Allo paratha
CARBS
50g
PROTEINS
10g
FATS
15g
Quantity: 1 piece
Glycemic Index: High
Glycemic Load: High
Fiber: 3g
Key Nutrients: Vitamin C, potassium, fiber
Health Impact: Allo paratha can lead to significant blood sugar spikes due to its high carbohydrate content and glycemic index, requiring careful insulin management.
💉 Suggested Bolus
Pre-bolusing insulin before the meal, choosing a smaller portion size, and monitoring blood glucose levels closely post-consumption.
🍽️ Best Paired With (Veg)
- Spinach salad with avocado and grilled tofu – Provides fiber, healthy fats, and protein without spiking blood sugar
- Zucchini noodles with pesto and cherry tomatoes – Low-carb option with plenty of flavor and nutrients
🍽️ Best Paired With (Non Veg)
- Grilled chicken breast with roasted vegetables – Balanced meal with protein and fiber to help stabilize blood sugar
- Salmon with asparagus and quinoa – Healthy fats and protein paired with a small portion of whole grain for sustained energy
🥄 Smart Substitutes
- Almond flour paratha – Lower in carbs and higher in fiber compared to traditional wheat flour paratha
- Cauliflower paratha – Low-carb alternative with added nutrients and fiber
⏱ Blood Sugar Timeline
- 0–15 min: Monitor blood sugar closely
- 30–60 min: Expect a gradual rise in blood sugar
- 2–3 hr: Blood sugar may still be elevated
— BCDF community member
🧠 Lowering Impact Tip
Consider reducing the portion size and pairing with a high-fiber vegetable dish.
🤔 FAQs about Allo paratha
Can I still enjoy Indian cuisine while following a low-carb diet?

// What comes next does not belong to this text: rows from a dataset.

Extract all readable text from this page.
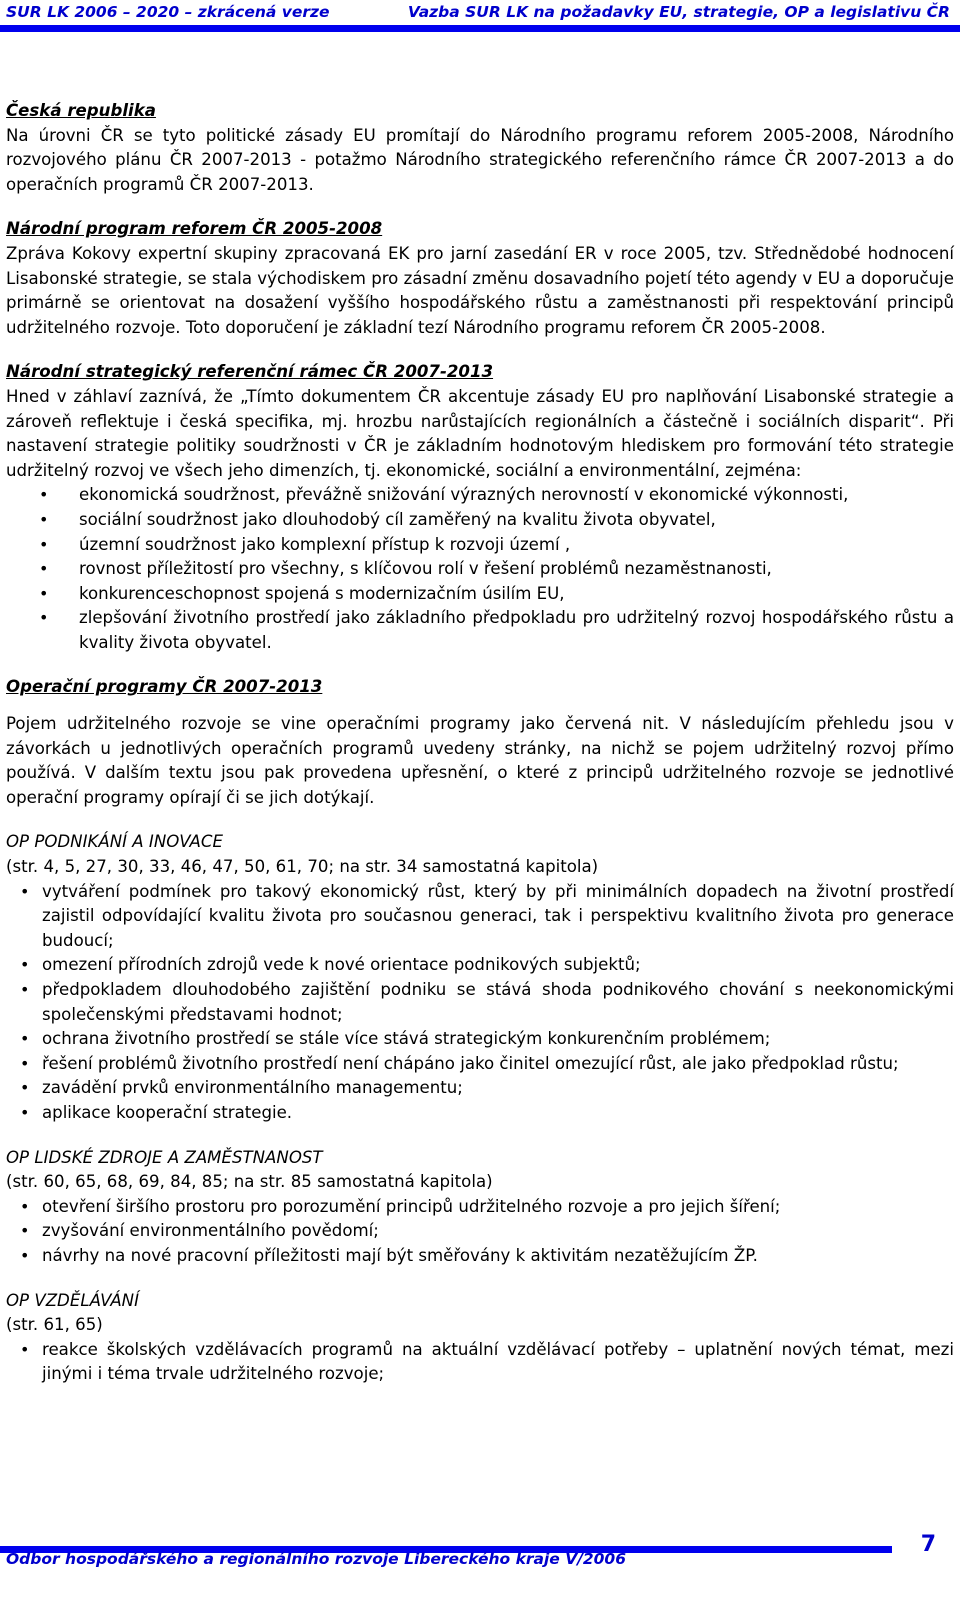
SUR LK 2006 – 2020 – zkrácená verze	Vazba SUR LK na požadavky EU, strategie, OP a legislativu ČR
Česká republika

Na úrovni ČR se tyto politické zásady EU promítají do Národního programu reforem 2005-2008, Národního rozvojového plánu ČR 2007-2013 - potažmo Národního strategického referenčního rámce ČR 2007-2013 a do operačních programů ČR 2007-2013.

Národní program reforem ČR 2005-2008

Zpráva Kokovy expertní skupiny zpracovaná EK pro jarní zasedání ER v roce 2005, tzv. Střednědobé hodnocení Lisabonské strategie, se stala východiskem pro zásadní změnu dosavadního pojetí této agendy v EU a doporučuje primárně se orientovat na dosažení vyššího hospodářského růstu a zaměstnanosti při respektování principů udržitelného rozvoje. Toto doporučení je základní tezí Národního programu reforem ČR 2005-2008.

Národní strategický referenční rámec ČR 2007-2013

Hned v záhlaví zaznívá, že „Tímto dokumentem ČR akcentuje zásady EU pro naplňování Lisabonské strategie a zároveň reflektuje i česká specifika, mj. hrozbu narůstajících regionálních a částečně i sociálních disparit“. Při nastavení strategie politiky soudržnosti v ČR je základním hodnotovým hlediskem pro formování této strategie udržitelný rozvoj ve všech jeho dimenzích, tj. ekonomické, sociální a environmentální, zejména:

• ekonomická soudržnost, převážně snižování výrazných nerovností v ekonomické výkonnosti,
• sociální soudržnost jako dlouhodobý cíl zaměřený na kvalitu života obyvatel,
• územní soudržnost jako komplexní přístup k rozvoji území ,
• rovnost příležitostí pro všechny, s klíčovou rolí v řešení problémů nezaměstnanosti,
• konkurenceschopnost spojená s modernizačním úsilím EU,
• zlepšování životního prostředí jako základního předpokladu pro udržitelný rozvoj hospodářského růstu a kvality života obyvatel.
Operační programy ČR 2007-2013

Pojem udržitelného rozvoje se vine operačními programy jako červená nit. V následujícím přehledu jsou v závorkách u jednotlivých operačních programů uvedeny stránky, na nichž se pojem udržitelný rozvoj přímo používá. V dalším textu jsou pak provedena upřesnění, o které z principů udržitelného rozvoje se jednotlivé operační programy opírají či se jich dotýkají.

OP PODNIKÁNÍ A INOVACE

(str. 4, 5, 27, 30, 33, 46, 47, 50, 61, 70; na str. 34 samostatná kapitola)

• vytváření podmínek pro takový ekonomický růst, který by při minimálních dopadech na životní prostředí zajistil odpovídající kvalitu života pro současnou generaci, tak i perspektivu kvalitního života pro generace budoucí;
• omezení přírodních zdrojů vede k nové orientace podnikových subjektů;
• předpokladem dlouhodobého zajištění podniku se stává shoda podnikového chování s neekonomickými společenskými představami hodnot;
• ochrana životního prostředí se stále více stává strategickým konkurenčním problémem;
• řešení problémů životního prostředí není chápáno jako činitel omezující růst, ale jako předpoklad růstu;
• zavádění prvků environmentálního managementu;
• aplikace kooperační strategie.
OP LIDSKÉ ZDROJE A ZAMĚSTNANOST

(str. 60, 65, 68, 69, 84, 85; na str. 85 samostatná kapitola)

• otevření širšího prostoru pro porozumění principů udržitelného rozvoje a pro jejich šíření;
• zvyšování environmentálního povědomí;
• návrhy na nové pracovní příležitosti mají být směřovány k aktivitám nezatěžujícím ŽP.
OP VZDĚLÁVÁNÍ

(str. 61, 65)

• reakce školských vzdělávacích programů na aktuální vzdělávací potřeby – uplatnění nových témat, mezi jinými i téma trvale udržitelného rozvoje;
Odbor hospodářského a regionálního rozvoje Libereckého kraje V/2006
7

Yes, by making simple swaps like using almond flour or cauliflower in place of traditional wheat flour, you can still enjoy your favorite dishes in a diabetes-friendly way.
How can I prevent blood sugar spikes after meals?
Choosing low-carb options, incorporating protein and healthy fats, and monitoring portion sizes can all help prevent blood sugar spikes after meals.